Session eight focused on “Drugs as Agents of Prevention and Optimization.” Students read Ken Silverstein’s article “Millions for Viagra, Pennies for Diseases of the Poor” and Alan Schwartz’s New York Times piece, publishing in 2012, about a child psychiatrist who openly admitted to prescribing ADHD drugs to underprivileged high school students in order to help boost their academic performance; through these articles, we were able to frame lifestyle drugs as a social justice issue. Our students were familiar with debates surrounding study drugs and were quick to put their own experiences and observations in context; the most passionate and vocal students in our class were uneasy about, if not entirely hostile towards, “lifestyle drugs” and “pharmaceutical optimization” as morally defensible concepts, given their potential to maintain and amplify systems of inequality both internationally and within American society.
We focused our final class around drug issues related to HIV/AIDS. We were fortunate to have Dr.
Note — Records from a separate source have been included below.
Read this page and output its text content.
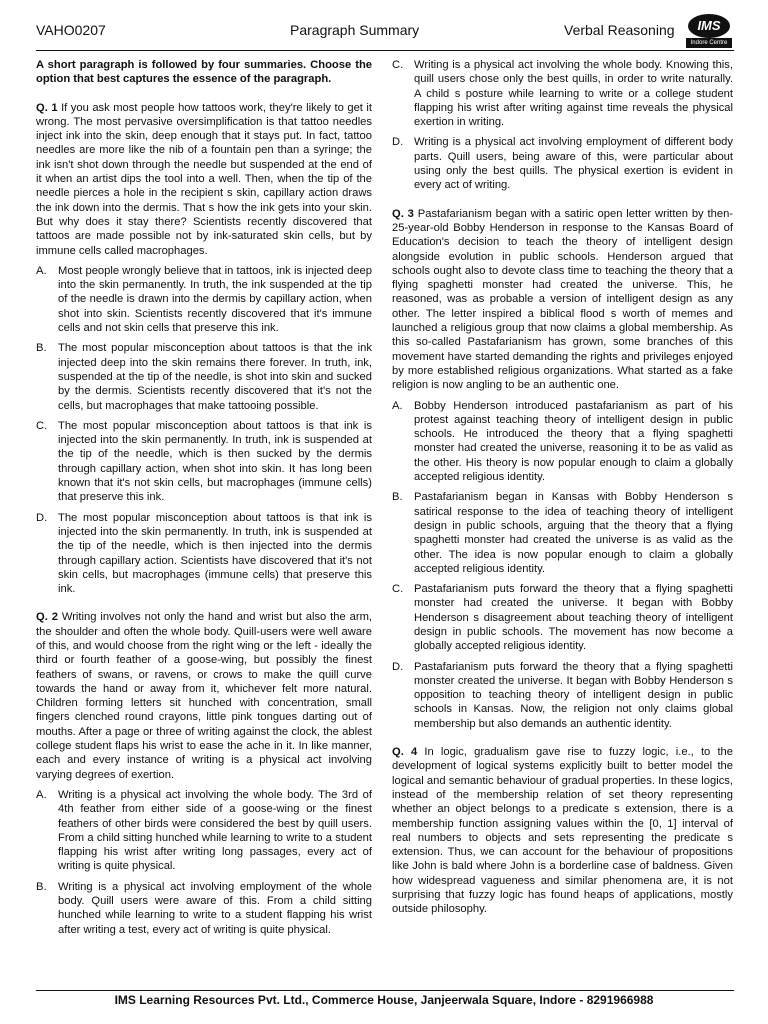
VAHO0207	Paragraph Summary	Verbal Reasoning	IMS
Indore Centre

A short paragraph is followed by four summaries. Choose the option that best captures the essence of the paragraph.

Q. 1 If you ask most people how tattoos work, they're likely to get it wrong. The most pervasive oversimplification is that tattoo needles inject ink into the skin, deep enough that it stays put. In fact, tattoo needles are more like the nib of a fountain pen than a syringe; the ink isn't shot down through the needle but suspended at the end of it when an artist dips the tool into a well. Then, when the tip of the needle pierces a hole in the recipient s skin, capillary action draws the ink down into the dermis. That s how the ink gets into your skin. But why does it stay there? Scientists recently discovered that tattoos are made possible not by ink-saturated skin cells, but by immune cells called macrophages.

A. Most people wrongly believe that in tattoos, ink is injected deep into the skin permanently. In truth, the ink suspended at the tip of the needle is drawn into the dermis by capillary action, when shot into skin. Scientists recently discovered that it's immune cells and not skin cells that preserve this ink.

B. The most popular misconception about tattoos is that the ink injected deep into the skin remains there forever. In truth, ink, suspended at the tip of the needle, is shot into skin and sucked by the dermis. Scientists recently discovered that it's not the cells, but macrophages that make tattooing possible.

C. The most popular misconception about tattoos is that ink is injected into the skin permanently. In truth, ink is suspended at the tip of the needle, which is then sucked by the dermis through capillary action, when shot into skin. It has long been known that it's not skin cells, but macrophages (immune cells) that preserve this ink.

D. The most popular misconception about tattoos is that ink is injected into the skin permanently. In truth, ink is suspended at the tip of the needle, which is then injected into the dermis through capillary action. Scientists have discovered that it's not skin cells, but macrophages (immune cells) that preserve this ink.

Q. 2 Writing involves not only the hand and wrist but also the arm, the shoulder and often the whole body. Quill-users were well aware of this, and would choose from the right wing or the left - ideally the third or fourth feather of a goose-wing, but possibly the finest feathers of swans, or ravens, or crows to make the quill curve towards the hand or away from it, whichever felt more natural. Children forming letters sit hunched with concentration, small fingers clenched round crayons, little pink tongues darting out of mouths. After a page or three of writing against the clock, the ablest college student flaps his wrist to ease the ache in it. In like manner, each and every instance of writing is a physical act involving varying degrees of exertion.

A. Writing is a physical act involving the whole body. The 3rd of 4th feather from either side of a goose-wing or the finest feathers of other birds were considered the best by quill users. From a child sitting hunched while learning to write to a student flapping his wrist after writing long passages, every act of writing is quite physical.

B. Writing is a physical act involving employment of the whole body. Quill users were aware of this. From a child sitting hunched while learning to write to a student flapping his wrist after writing a test, every act of writing is quite physical.

C. Writing is a physical act involving the whole body. Knowing this, quill users chose only the best quills, in order to write naturally. A child s posture while learning to write or a college student flapping his wrist after writing against time reveals the physical exertion in writing.

D. Writing is a physical act involving employment of different body parts. Quill users, being aware of this, were particular about using only the best quills. The physical exertion is evident in every act of writing.

Q. 3 Pastafarianism began with a satiric open letter written by then-25-year-old Bobby Henderson in response to the Kansas Board of Education's decision to teach the theory of intelligent design alongside evolution in public schools. Henderson argued that schools ought also to devote class time to teaching the theory that a flying spaghetti monster had created the universe. This, he reasoned, was as probable a version of intelligent design as any other. The letter inspired a biblical flood s worth of memes and launched a religious group that now claims a global membership. As this so-called Pastafarianism has grown, some branches of this movement have started demanding the rights and privileges enjoyed by more established religious organizations. What started as a fake religion is now angling to be an authentic one.

A. Bobby Henderson introduced pastafarianism as part of his protest against teaching theory of intelligent design in public schools. He introduced the theory that a flying spaghetti monster had created the universe, reasoning it to be as valid as the other. His theory is now popular enough to claim a globally accepted religious identity.

B. Pastafarianism began in Kansas with Bobby Henderson s satirical response to the idea of teaching theory of intelligent design in public schools, arguing that the theory that a flying spaghetti monster had created the universe is as valid as the other. The idea is now popular enough to claim a globally accepted religious identity.

C. Pastafarianism puts forward the theory that a flying spaghetti monster had created the universe. It began with Bobby Henderson s disagreement about teaching theory of intelligent design in public schools. The movement has now become a globally accepted religious identity.

D. Pastafarianism puts forward the theory that a flying spaghetti monster created the universe. It began with Bobby Henderson s opposition to teaching theory of intelligent design in public schools in Kansas. Now, the religion not only claims global membership but also demands an authentic identity.

Q. 4 In logic, gradualism gave rise to fuzzy logic, i.e., to the development of logical systems explicitly built to better model the logical and semantic behaviour of gradual properties. In these logics, instead of the membership relation of set theory representing whether an object belongs to a predicate s extension, there is a membership function assigning values within the [0, 1] interval of real numbers to objects and sets representing the predicate s extension. Thus, we can account for the behaviour of propositions like John is bald where John is a borderline case of baldness. Given how widespread vagueness and similar phenomena are, it is not surprising that fuzzy logic has found heaps of applications, mostly outside philosophy.

IMS Learning Resources Pvt. Ltd., Commerce House, Janjeerwala Square, Indore - 8291966988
Alexander Bazazi, an epidemiologist and member of the Yale Global Health Justice Partnership, join us to discuss contemporary efforts, driven by pharmaceutical companies, to decrease the FDA’s regulatory power and expedite the process of drug approval. Students had read selections from Steven Epstein’s Impure Science: AIDS, Activism, and the Politics of Knowledge and so were prepared to contrast current arguments for deregulation to those that had been raised by HIV/AIDS activists, desperate to gain access to potentially life-saving medication, in the 1980s and 1990s. During this session, we also watched a CNN special about InSite, North America’s only supervised injection site, which we used to continue the discussion about harm reduction as drug policy that had started weeks earlier.
A summer term class at Yale runs for just five weeks and it was challenging to develop a a classroom rapport in such a short time. In the interest of encouraging students to read and comment on one another’s work, we created a class blog; students were required to post contemporary media relating to drugs and to write historically-informed reflections. In addition, students did primary source analyses, so that their classroom assignments required them to not only connect the past to the present, but also to learn how to take the past on its own terms. We concluded the class with a final exam, because, while some of our students expressed a desire to do deeper research on topics that interested them, we felt there simply wasn’t time for a research paper in a five week course!
For both of us, this was our first time developing and running our own course, so we’d welcome any feedback, questions, etc. on the design of the class!